Michael John Drake’s blue cat weighed nearly 70 pounds. WVDNR.

Earlier this month, angler Micheal John Drake hooked a giant blue catfish while casting cut shad in the Ohio River, about an hour northwest of Charleston, West Virginia. According to the West Virginia Department of Natural Resources (WVDNR), the big blue cat tipped official scales at 69.45 pounds, edging out the previous weight record by 36 ounces.

Drake—a resident of the nearby town of St. Albans—released the fish after WVDNR hatchery manager Ryan Bosserman came out to record its weight and length for the record books. Bosserman taped it out at 50.51 inches, just shy of the current length record of 50.7 inches. That fish was caught by Steven Price in the Kanawah River in May 2022. Price’s blue cat weighed 67 pounds.

According to a recent press release, Drake was fishing the Ohio from his boat, just below the R.C. Byrd Locks and Dam, when he hauled the record-breaking catfish aboard. Blue catfish are native to the Ohio River watershed, and their indigenous range extends as far west as the Rio Grande Basin.

On the East Coast, blue catfish are considered an invasive species. In the 1970s and 80s, blue catfish were intentionally stocked in non-native waterways for recreational fishing purposes. Now they’re known to feed on and outcompete the native species in some of those fisheries. They even thrive in coastal waters, like the Chesapeake Bay, where they can wreak havoc on blue crab, striped bass, shad, herring, and Atlantic sturgeon populations.

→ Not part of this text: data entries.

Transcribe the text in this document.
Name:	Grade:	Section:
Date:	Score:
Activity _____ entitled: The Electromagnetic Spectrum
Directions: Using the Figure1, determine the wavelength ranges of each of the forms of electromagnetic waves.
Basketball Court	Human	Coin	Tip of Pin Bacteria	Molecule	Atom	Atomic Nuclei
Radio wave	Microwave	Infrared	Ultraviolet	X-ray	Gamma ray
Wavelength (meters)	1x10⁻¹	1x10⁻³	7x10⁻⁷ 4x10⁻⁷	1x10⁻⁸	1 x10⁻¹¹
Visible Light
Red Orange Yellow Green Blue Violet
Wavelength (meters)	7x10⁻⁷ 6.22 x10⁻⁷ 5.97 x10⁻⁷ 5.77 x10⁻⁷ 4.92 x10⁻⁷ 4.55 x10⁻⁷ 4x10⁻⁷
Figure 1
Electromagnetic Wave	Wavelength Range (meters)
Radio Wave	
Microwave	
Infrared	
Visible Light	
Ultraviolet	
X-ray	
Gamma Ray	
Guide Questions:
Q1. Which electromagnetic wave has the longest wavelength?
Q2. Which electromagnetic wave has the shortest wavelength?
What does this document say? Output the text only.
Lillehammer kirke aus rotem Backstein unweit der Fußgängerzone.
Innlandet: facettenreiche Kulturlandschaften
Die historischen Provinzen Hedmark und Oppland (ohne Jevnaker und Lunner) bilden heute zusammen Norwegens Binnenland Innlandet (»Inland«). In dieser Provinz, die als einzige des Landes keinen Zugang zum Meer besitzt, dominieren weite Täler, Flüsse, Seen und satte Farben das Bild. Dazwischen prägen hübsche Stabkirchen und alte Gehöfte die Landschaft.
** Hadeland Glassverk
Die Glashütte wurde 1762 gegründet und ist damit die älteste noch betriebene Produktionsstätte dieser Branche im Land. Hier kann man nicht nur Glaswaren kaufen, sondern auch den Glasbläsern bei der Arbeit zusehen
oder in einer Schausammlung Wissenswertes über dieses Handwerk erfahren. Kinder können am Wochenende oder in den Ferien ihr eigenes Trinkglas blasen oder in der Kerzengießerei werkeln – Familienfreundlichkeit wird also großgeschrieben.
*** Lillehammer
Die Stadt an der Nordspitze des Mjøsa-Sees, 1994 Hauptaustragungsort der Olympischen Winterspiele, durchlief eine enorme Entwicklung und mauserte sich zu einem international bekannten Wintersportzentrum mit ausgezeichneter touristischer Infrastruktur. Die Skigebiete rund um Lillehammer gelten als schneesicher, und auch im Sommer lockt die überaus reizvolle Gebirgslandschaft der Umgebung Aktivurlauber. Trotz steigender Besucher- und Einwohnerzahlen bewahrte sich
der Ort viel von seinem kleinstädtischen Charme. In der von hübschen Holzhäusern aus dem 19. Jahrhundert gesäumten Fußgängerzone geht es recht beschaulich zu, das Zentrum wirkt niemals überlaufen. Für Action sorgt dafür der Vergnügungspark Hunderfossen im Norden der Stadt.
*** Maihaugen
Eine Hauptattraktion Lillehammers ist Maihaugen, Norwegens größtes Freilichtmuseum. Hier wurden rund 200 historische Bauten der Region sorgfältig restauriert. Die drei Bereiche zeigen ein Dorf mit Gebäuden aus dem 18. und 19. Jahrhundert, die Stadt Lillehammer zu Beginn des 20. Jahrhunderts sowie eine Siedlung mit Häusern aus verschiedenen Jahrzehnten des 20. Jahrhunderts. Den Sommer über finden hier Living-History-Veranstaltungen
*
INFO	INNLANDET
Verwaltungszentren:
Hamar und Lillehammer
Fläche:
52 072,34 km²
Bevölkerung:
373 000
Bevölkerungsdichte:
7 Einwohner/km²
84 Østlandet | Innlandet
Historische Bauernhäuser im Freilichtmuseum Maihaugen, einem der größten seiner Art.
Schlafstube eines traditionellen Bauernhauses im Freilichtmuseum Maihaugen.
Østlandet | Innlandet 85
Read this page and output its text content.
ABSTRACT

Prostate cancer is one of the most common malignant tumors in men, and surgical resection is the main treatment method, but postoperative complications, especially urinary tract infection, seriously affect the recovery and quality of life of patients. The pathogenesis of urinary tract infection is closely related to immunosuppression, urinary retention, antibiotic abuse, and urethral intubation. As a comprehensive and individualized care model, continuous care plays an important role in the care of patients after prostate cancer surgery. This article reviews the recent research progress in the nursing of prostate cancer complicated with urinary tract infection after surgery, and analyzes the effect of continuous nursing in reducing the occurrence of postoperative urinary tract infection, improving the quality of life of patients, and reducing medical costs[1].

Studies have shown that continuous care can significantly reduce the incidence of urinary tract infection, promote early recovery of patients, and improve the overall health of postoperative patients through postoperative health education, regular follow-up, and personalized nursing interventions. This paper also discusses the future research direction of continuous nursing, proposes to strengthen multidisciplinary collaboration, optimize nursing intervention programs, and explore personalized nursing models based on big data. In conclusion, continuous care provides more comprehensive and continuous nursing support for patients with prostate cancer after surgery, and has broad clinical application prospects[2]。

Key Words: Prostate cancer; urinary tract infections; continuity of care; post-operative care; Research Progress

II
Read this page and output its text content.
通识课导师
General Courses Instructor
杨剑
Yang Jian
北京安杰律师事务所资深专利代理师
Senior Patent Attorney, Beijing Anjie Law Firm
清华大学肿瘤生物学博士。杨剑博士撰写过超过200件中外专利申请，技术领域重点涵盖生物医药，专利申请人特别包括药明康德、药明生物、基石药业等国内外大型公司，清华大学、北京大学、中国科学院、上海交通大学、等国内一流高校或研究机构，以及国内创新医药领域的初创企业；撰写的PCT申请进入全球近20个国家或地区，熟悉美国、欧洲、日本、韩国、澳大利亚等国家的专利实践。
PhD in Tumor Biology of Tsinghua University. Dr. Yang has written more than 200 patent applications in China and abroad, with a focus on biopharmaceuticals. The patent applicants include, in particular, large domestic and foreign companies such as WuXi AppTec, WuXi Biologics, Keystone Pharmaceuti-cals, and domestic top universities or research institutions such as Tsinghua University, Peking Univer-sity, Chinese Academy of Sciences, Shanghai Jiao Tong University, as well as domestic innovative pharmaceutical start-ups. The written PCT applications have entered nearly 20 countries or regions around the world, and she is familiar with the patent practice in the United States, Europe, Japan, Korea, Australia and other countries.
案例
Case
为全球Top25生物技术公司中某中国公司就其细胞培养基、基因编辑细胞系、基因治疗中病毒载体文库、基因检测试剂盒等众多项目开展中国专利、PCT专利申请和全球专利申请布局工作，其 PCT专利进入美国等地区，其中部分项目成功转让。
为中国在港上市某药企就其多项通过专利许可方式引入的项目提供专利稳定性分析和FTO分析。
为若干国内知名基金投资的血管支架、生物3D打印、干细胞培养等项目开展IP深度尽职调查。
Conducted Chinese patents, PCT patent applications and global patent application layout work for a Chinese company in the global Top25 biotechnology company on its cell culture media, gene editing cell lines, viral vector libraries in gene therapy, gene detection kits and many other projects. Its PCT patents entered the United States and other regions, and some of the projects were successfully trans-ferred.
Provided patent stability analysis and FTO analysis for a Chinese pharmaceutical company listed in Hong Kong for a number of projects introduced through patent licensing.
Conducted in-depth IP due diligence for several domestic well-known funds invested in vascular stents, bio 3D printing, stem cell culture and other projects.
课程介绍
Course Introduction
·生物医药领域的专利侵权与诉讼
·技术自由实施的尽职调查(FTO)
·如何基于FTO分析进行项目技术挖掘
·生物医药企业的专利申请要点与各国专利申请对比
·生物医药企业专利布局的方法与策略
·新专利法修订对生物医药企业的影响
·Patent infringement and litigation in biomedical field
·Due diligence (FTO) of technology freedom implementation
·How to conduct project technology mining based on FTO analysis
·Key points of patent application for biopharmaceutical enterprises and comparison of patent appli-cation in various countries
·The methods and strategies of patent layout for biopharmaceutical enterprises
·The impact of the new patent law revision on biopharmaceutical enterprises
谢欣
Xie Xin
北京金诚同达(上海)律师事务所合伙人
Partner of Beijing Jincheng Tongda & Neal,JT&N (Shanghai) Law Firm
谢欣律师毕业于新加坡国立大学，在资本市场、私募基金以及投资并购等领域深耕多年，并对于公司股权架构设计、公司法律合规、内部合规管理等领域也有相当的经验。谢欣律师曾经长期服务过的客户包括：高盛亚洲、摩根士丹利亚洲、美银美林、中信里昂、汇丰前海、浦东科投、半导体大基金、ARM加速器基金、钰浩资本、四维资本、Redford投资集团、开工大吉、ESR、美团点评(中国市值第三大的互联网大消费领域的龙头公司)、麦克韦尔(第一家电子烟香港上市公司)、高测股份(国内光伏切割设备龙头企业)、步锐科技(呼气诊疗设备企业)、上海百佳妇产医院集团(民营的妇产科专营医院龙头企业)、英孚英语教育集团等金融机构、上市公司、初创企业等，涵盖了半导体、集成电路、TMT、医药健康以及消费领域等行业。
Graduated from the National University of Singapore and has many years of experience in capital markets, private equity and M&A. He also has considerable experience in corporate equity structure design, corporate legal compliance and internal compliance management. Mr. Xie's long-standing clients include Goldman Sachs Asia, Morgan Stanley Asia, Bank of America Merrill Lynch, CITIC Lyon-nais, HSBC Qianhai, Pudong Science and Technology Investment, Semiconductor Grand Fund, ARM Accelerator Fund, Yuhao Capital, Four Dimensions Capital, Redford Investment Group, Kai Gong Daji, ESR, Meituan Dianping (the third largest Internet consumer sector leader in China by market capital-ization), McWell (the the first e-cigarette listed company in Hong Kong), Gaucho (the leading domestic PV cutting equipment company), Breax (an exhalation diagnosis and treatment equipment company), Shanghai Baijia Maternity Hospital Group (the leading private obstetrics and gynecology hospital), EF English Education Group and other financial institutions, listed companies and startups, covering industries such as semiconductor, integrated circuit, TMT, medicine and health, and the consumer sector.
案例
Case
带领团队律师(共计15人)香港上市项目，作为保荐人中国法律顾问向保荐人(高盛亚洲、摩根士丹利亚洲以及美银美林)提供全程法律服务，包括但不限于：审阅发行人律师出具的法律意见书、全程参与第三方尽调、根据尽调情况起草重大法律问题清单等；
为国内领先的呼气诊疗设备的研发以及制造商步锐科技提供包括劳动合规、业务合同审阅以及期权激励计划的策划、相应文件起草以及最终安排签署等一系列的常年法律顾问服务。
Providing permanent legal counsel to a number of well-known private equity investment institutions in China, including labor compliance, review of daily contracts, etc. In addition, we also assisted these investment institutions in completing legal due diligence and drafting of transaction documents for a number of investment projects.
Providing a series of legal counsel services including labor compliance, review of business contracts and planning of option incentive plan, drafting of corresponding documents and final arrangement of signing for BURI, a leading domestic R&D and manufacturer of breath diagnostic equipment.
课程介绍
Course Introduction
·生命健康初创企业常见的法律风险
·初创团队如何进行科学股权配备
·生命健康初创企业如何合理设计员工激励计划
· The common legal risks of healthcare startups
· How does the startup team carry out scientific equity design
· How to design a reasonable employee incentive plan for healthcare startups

Related: How to Catch Catfish

On its website, WVDNR says that “recent stocking efforts have likely contributed to the establishment of fishable populations within the West Virginia portions of Ohio River.” Those efforts began in 2004, and the state has logged a new record for the species almost annually ever since. WVDNR advises anglers in search of blue cats to fish flowing water bodies with streambeds comprised of cobble, bedrock, boulders, or sand. “Blue catfish generally inhabit open water,” the agency states, “and they are thought to avoid backwater areas and slow-moving water with heavily silted bottoms.”